Freedom for the indie artiste
Attend a gig where Azadi Records, an artiste label that promotes lesser-known and socially conscious musicians, will showcase eight names from its roster
It was sometime in early 2017 that Uday Kapur was at a music journalist friend's house in Mumbai, attending a listening session for a new album by the American hip-hop duo, Run the Jewels. Kapur had been mulling the idea of starting an artiste label back then. But the plan he had for it was off-beat. The intent was to focus entirely on artistes from smaller towns and economically impoverished backgrounds, or those making songs in hot-potato genres like protest music.
Tienas, an Azadi Records artiste who's part of the showcase. Pic/Aaditya Kumar
So, at the party, the Delhi resident got talking to another friend who he considers to be one of the biggest hip-hop fans in the country. During the course of that conversation, this friend whipped out his laptop and told Kapur that there is a certain musician from Kozhikode in Kerala worth checking out. His name was Sharan Jayan. Kapur heard the tracks. Suitably impressed, he kept Jayan in mind as one of the potential artistes for Azadi Records, the name he had thought of for the label. And sure enough, once he and co-founder Mo Joshi had sorted out all the necessary paperwork for Azadi, Jayan was pleasantly surprised to receive a message on social media, asking him whether he was interested in signing a deal.
That story, in a nutshell, encompasses the ethical backbone of this year-old label. It's not about targeting and mooching off established biggies. It's about bringing lesser-known, but talented, musicians from out of the shadows and giving them the exposure they desperately need. And this weekend, Azadi Records will do just that at a gig where they will showcase eight artistes from their roster to the audience in the city.

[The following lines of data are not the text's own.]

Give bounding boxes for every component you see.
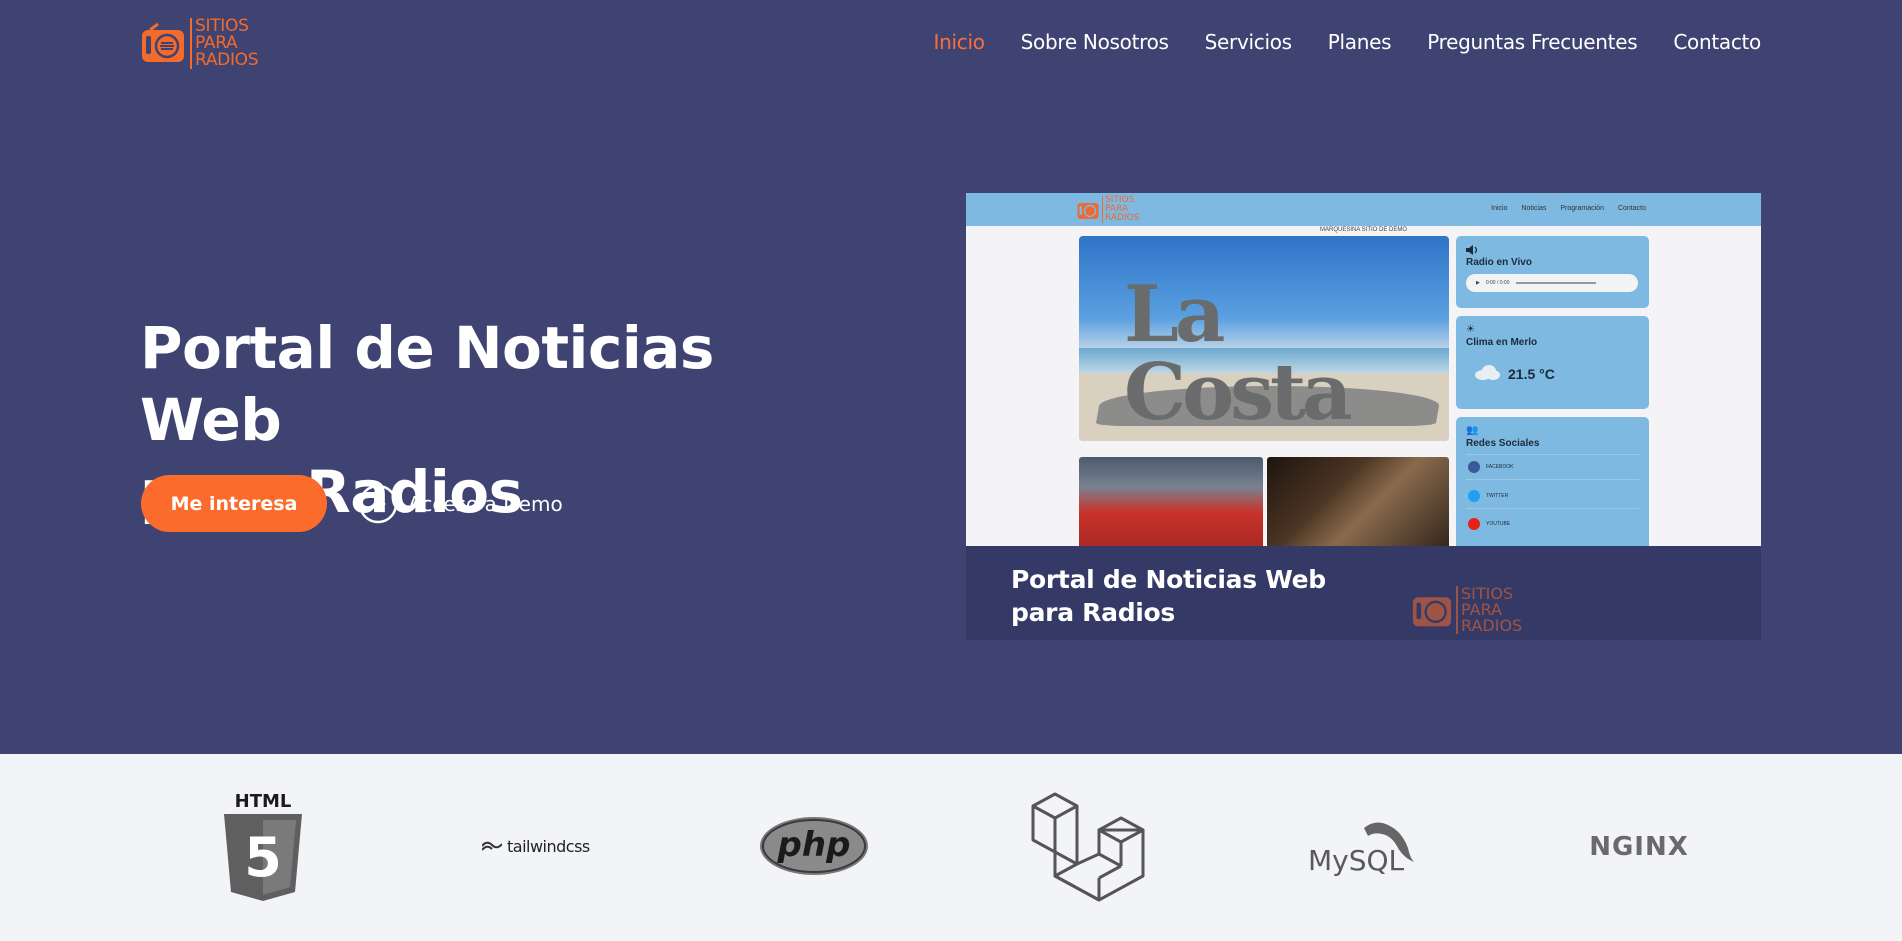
- logo-line: RADIOS: [1105, 213, 1140, 223]
- logo-wordmark: SITIOS PARA RADIOS: [190, 18, 259, 70]
- twitter-icon: [1468, 490, 1480, 502]
- social-link-facebook: FACEBOOK: [1468, 461, 1514, 473]
- divider: [1466, 454, 1639, 455]
- html5-logo: HTML 5: [222, 790, 304, 902]
- divider: [1466, 508, 1639, 509]
- site-logo[interactable]: SITIOS PARA RADIOS: [140, 18, 259, 70]
- technology-strip: HTML 5 tailwindcss php MySQL NGINX: [0, 754, 1902, 941]
- laravel-icon: [1031, 792, 1145, 902]
- preview-radio-card: Radio en Vivo ▶ 0:00 / 0:00: [1456, 236, 1649, 308]
- site-header: SITIOS PARA RADIOS Inicio Sobre Nosotros…: [0, 0, 1902, 86]
- preview-news-photo-football: [1079, 457, 1263, 557]
- users-icon: 👥: [1466, 425, 1479, 436]
- preview-header: SITIOS PARA RADIOS Inicio Noticias Progr…: [966, 193, 1761, 226]
- preview-audio-player: ▶ 0:00 / 0:00: [1466, 274, 1638, 292]
- mysql-icon: MySQL: [1308, 822, 1414, 876]
- preview-nav-item: Noticias: [1521, 205, 1547, 212]
- social-link-label: FACEBOOK: [1486, 464, 1514, 470]
- php-logo: php: [759, 816, 869, 876]
- divider: [1466, 479, 1639, 480]
- demo-access-link[interactable]: Acceso a Demo: [358, 484, 563, 524]
- social-card-title: Redes Sociales: [1466, 438, 1540, 449]
- html5-label: HTML: [235, 791, 292, 812]
- preview-banner-title: Portal de Noticias Web para Radios: [1011, 563, 1326, 629]
- tailwind-label: tailwindcss: [507, 836, 590, 856]
- nginx-logo: NGINX: [1588, 832, 1690, 862]
- preview-weather-card: ☀ Clima en Merlo 21.5 °C: [1456, 316, 1649, 409]
- social-link-label: TWITTER: [1486, 493, 1509, 499]
- nginx-label: NGINX: [1589, 832, 1689, 862]
- laravel-logo: [1031, 788, 1145, 904]
- nav-item-inicio[interactable]: Inicio: [934, 30, 985, 54]
- radio-icon: [1077, 202, 1099, 219]
- preview-banner: Portal de Noticias Web para Radios SITIO…: [966, 546, 1761, 640]
- preview-nav: Inicio Noticias Programación Contacto: [1491, 205, 1646, 212]
- php-icon: php: [760, 817, 868, 875]
- nav-item-sobre-nosotros[interactable]: Sobre Nosotros: [1021, 30, 1169, 54]
- hero-title-line: Portal de Noticias Web: [140, 314, 714, 454]
- weather-temperature: 21.5 °C: [1508, 366, 1555, 382]
- banner-title-line: para Radios: [1011, 598, 1176, 627]
- cloud-icon: [1475, 365, 1500, 380]
- tailwind-icon: [482, 841, 502, 851]
- preview-nav-item: Inicio: [1491, 205, 1508, 212]
- youtube-icon: [1468, 518, 1480, 530]
- play-icon: ▶: [1476, 280, 1480, 286]
- radio-card-title: Radio en Vivo: [1466, 257, 1532, 268]
- html5-icon: HTML 5: [224, 791, 302, 901]
- radio-icon: [142, 22, 184, 62]
- preview-banner-logo: SITIOS PARA RADIOS: [1411, 586, 1522, 634]
- preview-main-photo: La Costa: [1079, 236, 1449, 441]
- audio-time: 0:00 / 0:00: [1485, 280, 1510, 286]
- preview-logo: SITIOS PARA RADIOS: [1076, 196, 1139, 223]
- preview-news-photo-money: [1267, 457, 1449, 557]
- logo-line: RADIOS: [195, 50, 259, 70]
- preview-nav-item: Programación: [1560, 205, 1604, 212]
- banner-title-line: Portal de Noticias Web: [1011, 565, 1326, 594]
- social-link-youtube: YOUTUBE: [1468, 518, 1510, 530]
- nav-item-preguntas-frecuentes[interactable]: Preguntas Frecuentes: [1427, 30, 1637, 54]
- social-link-label: YOUTUBE: [1486, 521, 1511, 527]
- nav-item-planes[interactable]: Planes: [1328, 30, 1392, 54]
- main-nav: Inicio Sobre Nosotros Servicios Planes P…: [934, 30, 1762, 54]
- mysql-label: MySQL: [1308, 844, 1405, 876]
- php-label: php: [777, 825, 851, 865]
- sun-icon: ☀: [1466, 324, 1475, 335]
- radio-icon: [1412, 597, 1452, 627]
- tailwindcss-logo: tailwindcss: [482, 836, 590, 856]
- preview-logo-wordmark: SITIOS PARA RADIOS: [1102, 196, 1139, 223]
- sculpture-letters: La Costa: [1124, 269, 1353, 438]
- demo-preview-image: SITIOS PARA RADIOS Inicio Noticias Progr…: [966, 193, 1761, 640]
- preview-nav-item: Contacto: [1617, 205, 1646, 212]
- nav-item-contacto[interactable]: Contacto: [1673, 30, 1761, 54]
- demo-link-label: Acceso a Demo: [408, 492, 563, 516]
- banner-logo-wordmark: SITIOS PARA RADIOS: [1456, 586, 1522, 634]
- social-link-twitter: TWITTER: [1468, 490, 1508, 502]
- nav-item-servicios[interactable]: Servicios: [1205, 30, 1292, 54]
- html5-number: 5: [244, 826, 282, 889]
- speaker-icon: [1466, 245, 1478, 255]
- facebook-icon: [1468, 461, 1480, 473]
- weather-card-title: Clima en Merlo: [1466, 337, 1538, 348]
- me-interesa-button[interactable]: Me interesa: [141, 475, 327, 532]
- mysql-logo: MySQL: [1306, 818, 1420, 876]
- preview-social-card: 👥 Redes Sociales FACEBOOK TWITTER YOUTUB…: [1456, 417, 1649, 557]
- audio-progress: [1515, 282, 1596, 284]
- play-icon: [358, 484, 398, 524]
- logo-line: RADIOS: [1461, 616, 1523, 635]
- preview-marquee: MARQUESINA SITIO DE DEMO: [1319, 227, 1407, 233]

Some of the musicians at this gig, though, are from Mumbai and Delhi, with the biggest name in the line-up being rapper Prabh Deep. Be that as it may, none of them are shy about addressing social issues through their music. "I had noticed that there was a trend in the [indie] scene against speaking out on issues. A majority of the artistes I interacted with would express opinions in private. But when it came to their music, it was way more commercial in nature. It's almost as if they practised self-censorship. Maybe it was due to a fear of losing out on brand projects, because that's the financial model on which things function these days," Kapur tells us, adding, "The other thing was that I felt that the focus had shifted away from making music in a way that can be timeless. It was more a case of, 'This is what's popular, so let's copy it.' That's what happened with Nucleya as well. He did something new. And then 100 people spent the next five or six years just copying him and basking in his glory."

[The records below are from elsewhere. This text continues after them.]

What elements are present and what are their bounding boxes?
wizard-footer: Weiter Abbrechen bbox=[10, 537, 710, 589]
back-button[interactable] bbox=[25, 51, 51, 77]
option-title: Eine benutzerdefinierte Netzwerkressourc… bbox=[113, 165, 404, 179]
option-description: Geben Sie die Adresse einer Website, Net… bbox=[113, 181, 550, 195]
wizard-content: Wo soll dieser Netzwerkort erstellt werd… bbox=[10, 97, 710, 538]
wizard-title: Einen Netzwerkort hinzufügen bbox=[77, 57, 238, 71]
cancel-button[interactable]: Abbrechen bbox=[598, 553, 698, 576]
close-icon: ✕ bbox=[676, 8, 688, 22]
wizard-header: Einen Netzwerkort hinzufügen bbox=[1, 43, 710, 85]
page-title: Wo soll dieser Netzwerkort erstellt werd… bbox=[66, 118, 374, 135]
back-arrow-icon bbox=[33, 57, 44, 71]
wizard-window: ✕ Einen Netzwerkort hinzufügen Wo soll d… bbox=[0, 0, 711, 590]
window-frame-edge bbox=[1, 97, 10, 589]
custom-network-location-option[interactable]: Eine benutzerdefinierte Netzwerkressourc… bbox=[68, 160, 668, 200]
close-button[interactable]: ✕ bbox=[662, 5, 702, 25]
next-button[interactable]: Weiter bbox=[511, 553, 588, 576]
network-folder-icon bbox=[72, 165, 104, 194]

The 26-year-old continues, "I also felt that musicians from non-metropolitan cities were being ignored. I think it boils down to a case of laziness. It's not easy to go and find new artistes from places you might not have heard of. If there is a kid sitting in Ranchi and making music, who is going to find him and make sure he makes it big? That's the sort of effort that Mo and I wanted to take right from the beginning."
But commendable as the endeavour might be, it still hasn't translated into steady financial yields. "We put 20 per cent of what we make from gigs and a few branded projects back into the label. The rest of the funds come from Mo's own money," Kapur confesses. Nonetheless, there are other on-the-ground results that are equally important. One of these has been to raise a legitimate question about the incestuous, you-scratch-my-back-I-scratch-yours tendency prevalent in the indie circuit. How else, if not for Azadi, would an act like Triangles have made it to a gig at a major venue in a city like Mumbai? For all you know, the musician might still have been sitting in Kozhikode, scoring maybe for Malayali and Tamil films. But thankfully, Jayan, who uses that moniker for his stage acts, received that social media message from Kapur once the time was right. And today, the prospect of him releasing his first EP in a couple of months is far from a distant dream.
ON: July 6, 9 pm
AT: The Habitat, Hotel Unicontinental, Khar West.